Logstash ramping up RAM usage change in behaviour

Hi everybody,

We're having some issue with one of our logstash clusters. There are 6 machines with 32 Gb of RAM + 16 Core AWS instances running logstash docker container. Those are only logstsh servers. We've had an stable machine use of ram for the past months, it stayed on around 17-18 Gb of RAM usage. You can see in the image below the behaviour how it changed lately:

We haven't changed the version, or did any change in the configuration.
What it's more strange is we have a parallel similar cluster with exact same machine and servers version, a bit lower load processing similar logs, but that one has remain stable.

The cluster hasn't had any major change in load neither. This has happened every 24-28 hours were we have to restart the logstash containers.

We have a beats pipeline.

Versions:
Running: logstash:7.17.23

~$ /usr/share/logstash/jdk/bin/java --version
openjdk 11.0.22 2024-01-16
OpenJDK Runtime Environment Temurin-11.0.22+7 (build 11.0.22+7)
OpenJDK 64-Bit Server VM Temurin-11.0.22+7 (build 11.0.22+7, mixed mode)

Container is running in ubuntu focal with docker version: 5:26.1.3-1~ubuntu.20.04~focal

the logstash config:

pipeline.batch.size: 125
pipeline.batch.delay: 50
queue.type: persisted
queue.max_bytes: 450gb

java config:

-Xms16g
-Xmx16g
8-13:-XX:+UseConcMarkSweepGC
8-13:-XX:CMSInitiatingOccupancyFraction=75
8-13:-XX:+UseCMSInitiatingOccupancyOnly
-XX:+HeapDumpOnOutOfMemoryError
-Djava.security.egd=file:/dev/urandom
-Dlog4j2.isThreadContextMapInheritable=true

We're wondering if you could help us debug this behavior.

Could somebody point me in the direction of how to test this issue?

Can you share your pipelines?

It is basically impossible to know what Logstash may be doing without the pipeline configurations.

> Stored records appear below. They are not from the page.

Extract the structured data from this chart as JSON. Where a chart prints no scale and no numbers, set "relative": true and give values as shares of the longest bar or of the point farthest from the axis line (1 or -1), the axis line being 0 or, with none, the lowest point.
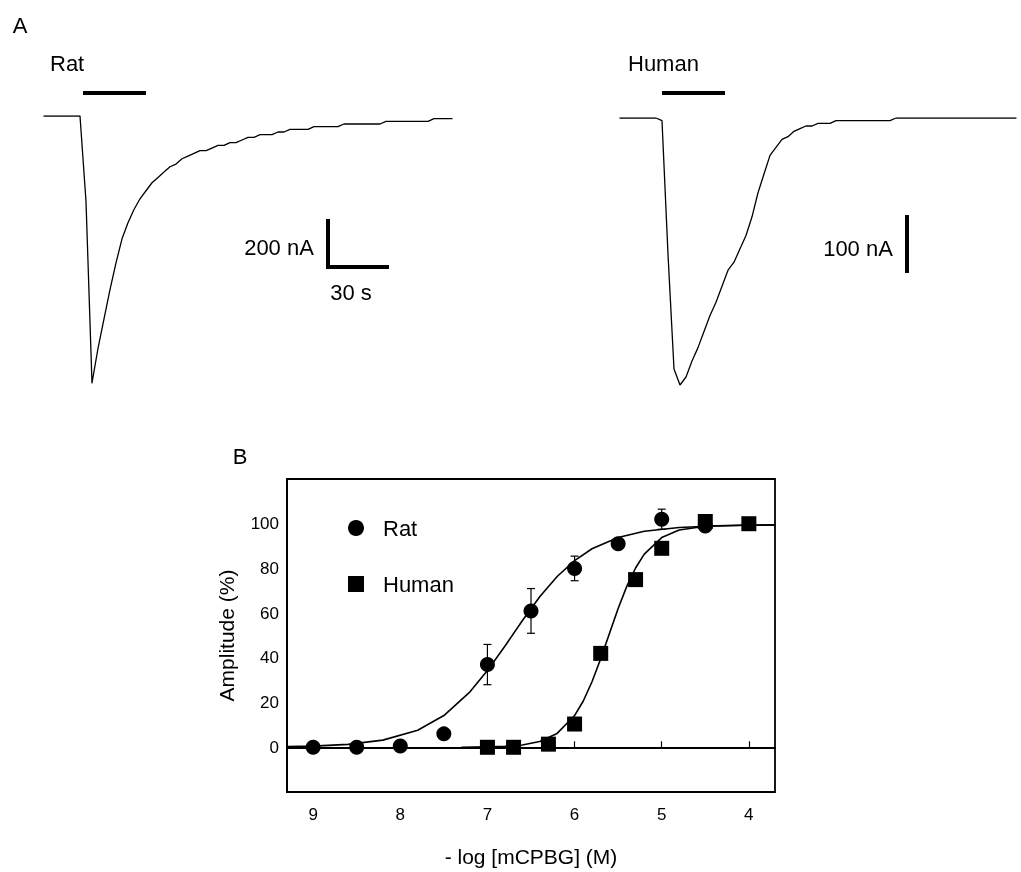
{
  "chart_data": [
    {
      "type": "line",
      "title": "Rat",
      "annotations": [
        "A",
        "200 nA",
        "30 s"
      ],
      "relative": true,
      "marker": "none",
      "color": "#000000",
      "categories": [
        null,
        null,
        null,
        null,
        null,
        null,
        null,
        null,
        null,
        null,
        null,
        null,
        null,
        null,
        null,
        null,
        null,
        null,
        null,
        null,
        null,
        null,
        null,
        null,
        null,
        null,
        null,
        null,
        null,
        null,
        null,
        null,
        null,
        null,
        null,
        null,
        null,
        null,
        null,
        null,
        null,
        null,
        null,
        null,
        null,
        null,
        null,
        null,
        null,
        null,
        null,
        null,
        null,
        null,
        null,
        null,
        null,
        null,
        null,
        null,
        null,
        null,
        null,
        null,
        null,
        null,
        null,
        null,
        null
      ],
      "values": [
        1,
        1,
        1,
        1,
        1,
        1,
        1,
        0.68,
        0,
        0.13,
        0.24,
        0.35,
        0.45,
        0.54,
        0.6,
        0.65,
        0.69,
        0.72,
        0.75,
        0.77,
        0.79,
        0.81,
        0.82,
        0.84,
        0.85,
        0.86,
        0.87,
        0.87,
        0.88,
        0.89,
        0.89,
        0.9,
        0.9,
        0.91,
        0.92,
        0.92,
        0.93,
        0.93,
        0.93,
        0.94,
        0.94,
        0.95,
        0.95,
        0.95,
        0.95,
        0.96,
        0.96,
        0.96,
        0.96,
        0.96,
        0.97,
        0.97,
        0.97,
        0.97,
        0.97,
        0.97,
        0.97,
        0.98,
        0.98,
        0.98,
        0.98,
        0.98,
        0.98,
        0.98,
        0.98,
        0.99,
        0.99,
        0.99,
        0.99
      ]
    },
    {
      "type": "line",
      "title": "Human",
      "annotations": [
        "100 nA"
      ],
      "relative": true,
      "marker": "none",
      "color": "#000000",
      "categories": [
        null,
        null,
        null,
        null,
        null,
        null,
        null,
        null,
        null,
        null,
        null,
        null,
        null,
        null,
        null,
        null,
        null,
        null,
        null,
        null,
        null,
        null,
        null,
        null,
        null,
        null,
        null,
        null,
        null,
        null,
        null,
        null,
        null,
        null,
        null,
        null,
        null,
        null,
        null,
        null,
        null,
        null,
        null,
        null,
        null,
        null,
        null,
        null,
        null,
        null,
        null,
        null,
        null,
        null,
        null,
        null,
        null,
        null,
        null,
        null,
        null,
        null,
        null,
        null,
        null,
        null,
        null
      ],
      "values": [
        1,
        1,
        1,
        1,
        1,
        1,
        1,
        0.99,
        0.49,
        0.06,
        0,
        0.03,
        0.09,
        0.14,
        0.2,
        0.26,
        0.31,
        0.37,
        0.43,
        0.46,
        0.51,
        0.56,
        0.63,
        0.72,
        0.79,
        0.86,
        0.89,
        0.92,
        0.93,
        0.95,
        0.96,
        0.97,
        0.97,
        0.98,
        0.98,
        0.98,
        0.99,
        0.99,
        0.99,
        0.99,
        0.99,
        0.99,
        0.99,
        0.99,
        0.99,
        0.99,
        1,
        1,
        1,
        1,
        1,
        1,
        1,
        1,
        1,
        1,
        1,
        1,
        1,
        1,
        1,
        1,
        1,
        1,
        1,
        1,
        1
      ]
    },
    {
      "type": "scatter",
      "annotations": [
        "B"
      ],
      "xlabel": "- log [mCPBG] (M)",
      "ylabel": "Amplitude (%)",
      "xlim": [
        9.3,
        3.7
      ],
      "xticks": [
        9,
        8,
        7,
        6,
        5,
        4
      ],
      "ylim": [
        -20,
        120
      ],
      "yticks": [
        0,
        20,
        40,
        60,
        80,
        100
      ],
      "legend": "top left",
      "series": [
        {
          "name": "Rat",
          "color": "#000000",
          "marker": "circle",
          "x": [
            9,
            8.5,
            8,
            7.5,
            7,
            6.5,
            6,
            5.5,
            5,
            4.5
          ],
          "values": [
            0,
            0,
            0.6,
            6,
            37,
            61,
            80,
            91,
            102,
            99
          ],
          "errors": [
            null,
            null,
            null,
            null,
            9,
            10,
            5.5,
            null,
            4.5,
            null
          ]
        },
        {
          "name": "Human",
          "color": "#000000",
          "marker": "square",
          "x": [
            7,
            6.7,
            6.3,
            6,
            5.7,
            5.3,
            5,
            4.5,
            4
          ],
          "values": [
            0,
            0,
            1.4,
            10.4,
            42,
            75,
            89,
            101,
            100
          ]
        },
        {
          "type": "line",
          "color": "#000000",
          "marker": "none",
          "x": [
            9.3,
            9,
            8.6,
            8.2,
            7.8,
            7.5,
            7.2,
            7,
            6.8,
            6.6,
            6.4,
            6.2,
            6,
            5.8,
            5.5,
            5.2,
            4.8,
            4.4,
            4,
            3.7
          ],
          "values": [
            0.3,
            0.5,
            1.3,
            3.2,
            7.6,
            14.2,
            24.8,
            34.3,
            45.2,
            56.6,
            67.3,
            76.4,
            83.5,
            88.8,
            93.8,
            96.6,
            98.3,
            99,
            99.3,
            99.4
          ]
        },
        {
          "type": "line",
          "color": "#000000",
          "marker": "none",
          "x": [
            7.3,
            7,
            6.8,
            6.6,
            6.4,
            6.2,
            6,
            5.9,
            5.8,
            5.7,
            5.6,
            5.5,
            5.4,
            5.3,
            5.2,
            5,
            4.8,
            4.5,
            4,
            3.7
          ],
          "values": [
            0,
            0.2,
            0.4,
            1,
            2.6,
            6.2,
            14.2,
            20.7,
            29.3,
            39.6,
            50.9,
            62.1,
            72.1,
            80.2,
            86.4,
            93.8,
            97.2,
            98.9,
            99.4,
            99.5
          ]
        }
      ]
    }
  ]
}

Did something change in the imputs?

we're quite a big team, and there's quite a few changes, I cannot share the pipelines with you. I was wondering if it's a manual or any guide on how to debug the use of memory by logstash, maybe using some profiling could be good?

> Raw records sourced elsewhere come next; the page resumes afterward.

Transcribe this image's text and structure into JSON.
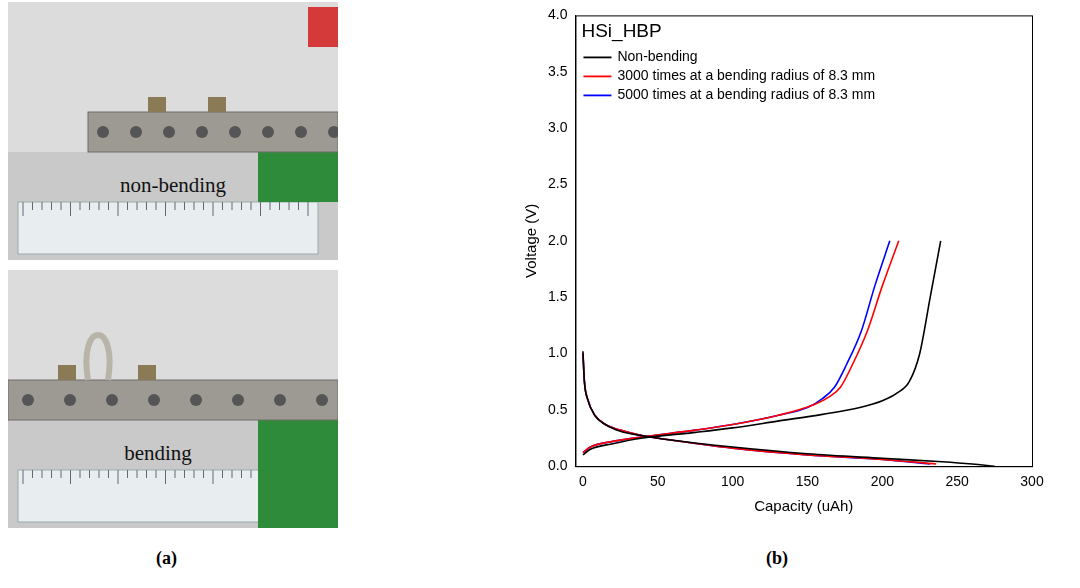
{
  "photo": {
    "captions": [
      "non-bending",
      "bending"
    ]
  },
  "panel_labels": [
    "(a)",
    "(b)"
  ],
  "chart_data": {
    "type": "line",
    "title": "HSi_HBP",
    "x_label": "Capacity (uAh)",
    "y_label": "Voltage (V)",
    "xlim": [
      -5,
      300
    ],
    "xticks": [
      0,
      50,
      100,
      150,
      200,
      250,
      300
    ],
    "ylim": [
      0,
      4
    ],
    "yticks": [
      {
        "value": 0,
        "label": "0.0"
      },
      0.5,
      {
        "value": 1,
        "label": "1.0"
      },
      1.5,
      {
        "value": 2,
        "label": "2.0"
      },
      2.5,
      {
        "value": 3,
        "label": "3.0"
      },
      3.5,
      {
        "value": 4,
        "label": "4.0"
      }
    ],
    "grid": false,
    "legend": "upper left",
    "series": [
      {
        "name": "Non-bending",
        "color": "#000000",
        "discharge": {
          "x": [
            0,
            1,
            3,
            8,
            15,
            25,
            40,
            60,
            100,
            150,
            200,
            240,
            260,
            275
          ],
          "values": [
            1.02,
            0.75,
            0.6,
            0.45,
            0.37,
            0.31,
            0.27,
            0.23,
            0.17,
            0.11,
            0.07,
            0.04,
            0.02,
            0.0
          ]
        },
        "charge": {
          "x": [
            0,
            5,
            20,
            40,
            75,
            100,
            130,
            160,
            185,
            200,
            210,
            218,
            225,
            232,
            239
          ],
          "values": [
            0.1,
            0.15,
            0.2,
            0.25,
            0.3,
            0.34,
            0.4,
            0.46,
            0.52,
            0.58,
            0.65,
            0.75,
            1.0,
            1.5,
            2.0
          ]
        }
      },
      {
        "name": "3000 times at a bending radius of 8.3 mm",
        "color": "#ff0000",
        "discharge": {
          "x": [
            0,
            1,
            3,
            8,
            15,
            25,
            40,
            60,
            100,
            150,
            200,
            236
          ],
          "values": [
            1.0,
            0.75,
            0.6,
            0.45,
            0.37,
            0.32,
            0.27,
            0.23,
            0.16,
            0.1,
            0.06,
            0.02
          ]
        },
        "charge": {
          "x": [
            0,
            5,
            20,
            40,
            75,
            100,
            130,
            155,
            165,
            172,
            180,
            190,
            200,
            211
          ],
          "values": [
            0.12,
            0.17,
            0.22,
            0.26,
            0.32,
            0.37,
            0.45,
            0.55,
            0.62,
            0.7,
            0.9,
            1.2,
            1.6,
            2.0
          ]
        }
      },
      {
        "name": "5000 times at a bending radius of 8.3 mm",
        "color": "#0000ff",
        "discharge": {
          "x": [
            0,
            1,
            3,
            8,
            15,
            25,
            40,
            60,
            100,
            150,
            200,
            232
          ],
          "values": [
            1.0,
            0.74,
            0.6,
            0.45,
            0.37,
            0.32,
            0.27,
            0.23,
            0.16,
            0.1,
            0.06,
            0.02
          ]
        },
        "charge": {
          "x": [
            0,
            5,
            20,
            40,
            75,
            100,
            130,
            150,
            160,
            168,
            176,
            186,
            195,
            205
          ],
          "values": [
            0.12,
            0.17,
            0.22,
            0.26,
            0.32,
            0.37,
            0.45,
            0.52,
            0.6,
            0.7,
            0.9,
            1.2,
            1.6,
            2.0
          ]
        }
      }
    ]
  }
}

Not that I know, but Logstash is a java application, you could get a dump of the heap and try to analyze it, but I do not have experience with this.

Did anything change in the pipelines? For the behaviour to change like that I would expect a change on the load, not exactly need to be an increase on the event rate, but some changes on the messages could lead to change in performance depending on the filters used.

But without the pipelines it is not possible to have a hint of what could lead to this increase in memory usage.